“We must be willing to let go of the life we have planned, so as to have the life that is waiting for us”. E.M. Forster
Addiction hurts but it is a familiar pain! It wraps around the life of an addict like a warm blanket. Peeling away the layers of destructive behavior is a painful process and can be messy. Stopping any form of destructive behavior requires transformation. It is a painstaking action that must be addressed every day.
When you ask people why they do destructive behaviors, which they know don’t work, they become stubborn and strong-willed in their explanations. By the time they finish telling you why, you can see they have a vice grip on behaviors that sabotage sobriety and give them what they really don’t want. They gaslight themselves that what hurts isn’t all that bad!
Recovery is about giving up what doesn’t work. Once you let go and surrender to a program of recovery, the attitude of resistance disappears like a helium balloon released into the atmosphere. Surrender dissolves resistance. To overcome resistance you must surrender your ego to a better plan, and the thought that you can have your cake and eat it too, and that those who have surrendered are not the enemy but your friends. As long as your ego remains in charge you have not surrendered and your destructive behaviors will be operative. Resistance to suggestions made by sponsors is commonplace. What are you resistant to do in your recovery life? There is a Zen proverb that says “Only when you can be extremely pliable and soft can you be extremely hard and strong”. Surrender is seldom one-and-done but is a daily transaction.
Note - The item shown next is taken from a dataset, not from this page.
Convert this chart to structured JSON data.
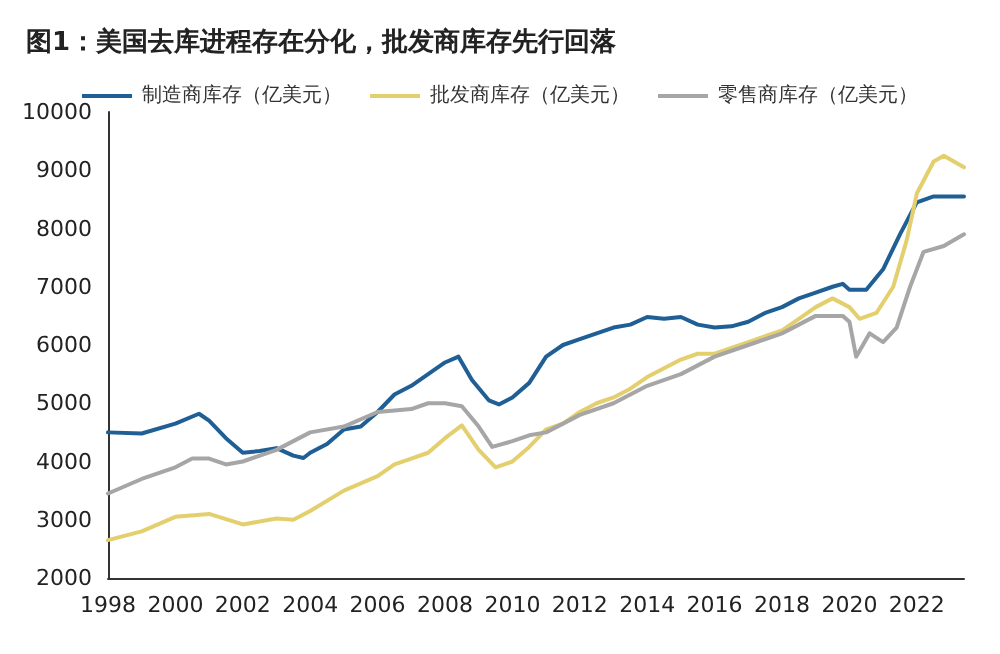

Defensiveness is a decision. It grows like mold on every addict. It blocks recovery insight because it is preoccupied by what others do to hurt you. You can become defensive about how others treat you and things that go wrong in your life. It becomes a vortex that blinds all other alternative actions. Defensiveness is an outside focus that blocks your inward view of your own behavior. Defensiveness accelerates with momentum as you attempt to blame others for your hurt and shortcomings. Lao Tzu once wrote, “Care about what other people think and you will always be their prisoner”. As long as others are responsible, you don’t change. You give away your energy trying to convince someone else they are responsible for your dissatisfaction. Your growing frustration only increases your defensive attitude and keeps you stuck in destructive behavior. Recovery requires that you give up your defensive storyline and embrace responsibility for your actions regardless of others’ thoughts, opinions, and behaviors. If you are stuck in defensiveness, you will need help to see it but you will need to take action to surrender and accept responsibility for your own well-being.
Valerie Cox wrote a poem, The Cookie Thief, about a guy who in an airport she thought was stealing from her bag of cookies. She never said anything but gathered feelings of despise and resentment toward him. However, in the end, she realized she had packed away her cookies in her own bag and was eating from a bag she mistakenly thought was hers but was his bag. It turned out she was the ingrate, the cookie thief. This poem reflects on experiences of recovery from addiction. Addicts easily become ensued with judgment toward others around them.
Judgmentalism serves as a way of giving yourself a pass. People say they don’t go to church, to a 12-step group, nor engage in other community groups because of the hypocrites. Yet, we are all hypocrites. Hypocrisy is a part of being human. This reality doesn’t make it ok. It calls for accountability and a commitment to live in consultation. Jesus said before you comment on the splinter in another person’s eye take the plank out of your own. The problem in recovery involves the challenge to surrender our judgments about others and ourselves. The Dalai Lama wrote, “Do not let the behavior of others destroy your inner peace”. Forgiveness is a process of letting go of the hurts that others have committed toward us by embracing, in principle, the same behaviors we have done toward others. It means that we let go of our judgment and walk in the opposite direction of the hurtful behavior we have done as well as that which has been done to us. We do this with love and compassion extended toward self and others. Again the Dalai Lama wrote, “From my own limited experience I have found that the greatest degree of inner tranquility comes from the development of love and compassion”. Take inventory of your own judgmental spirit toward others. In what ways have you been cynical and judgmental toward others? These judgmental behaviors must be surrendered in order for recovery to flourish.
There is a well-known Sufi story about a man who was walking through the forest and saw a fox that had lost its legs, and he wondered how it lived. Then he saw a tiger come up with game in its mouth. The tiger ate its fill and left the rest of the meat for the fox.
The next day God fed the fox by means of the same tiger. The man began to wonder at God’s greatness and said to himself, I too shall just rest in a corner with full trust in the Lord and he will provide me with all that I need.
He did this for many days but nothing happened, and he was almost at death’s door when he heard a voice say, “O you who are in the path of error, open your eyes to the truth! Stop imitating the disabled fox and follow the example of the tiger”.
Recovery requires that we let go of imitating the disabled fox with defensiveness and judgmentalism of ourselves and others. It insists that every day we let go of our resistance toward giving up what does not work and follow the empowered way of the tiger. This tool requires that you take time to assess whether you have been imitating the disabled fox or are you willing to follow the example of the tiger?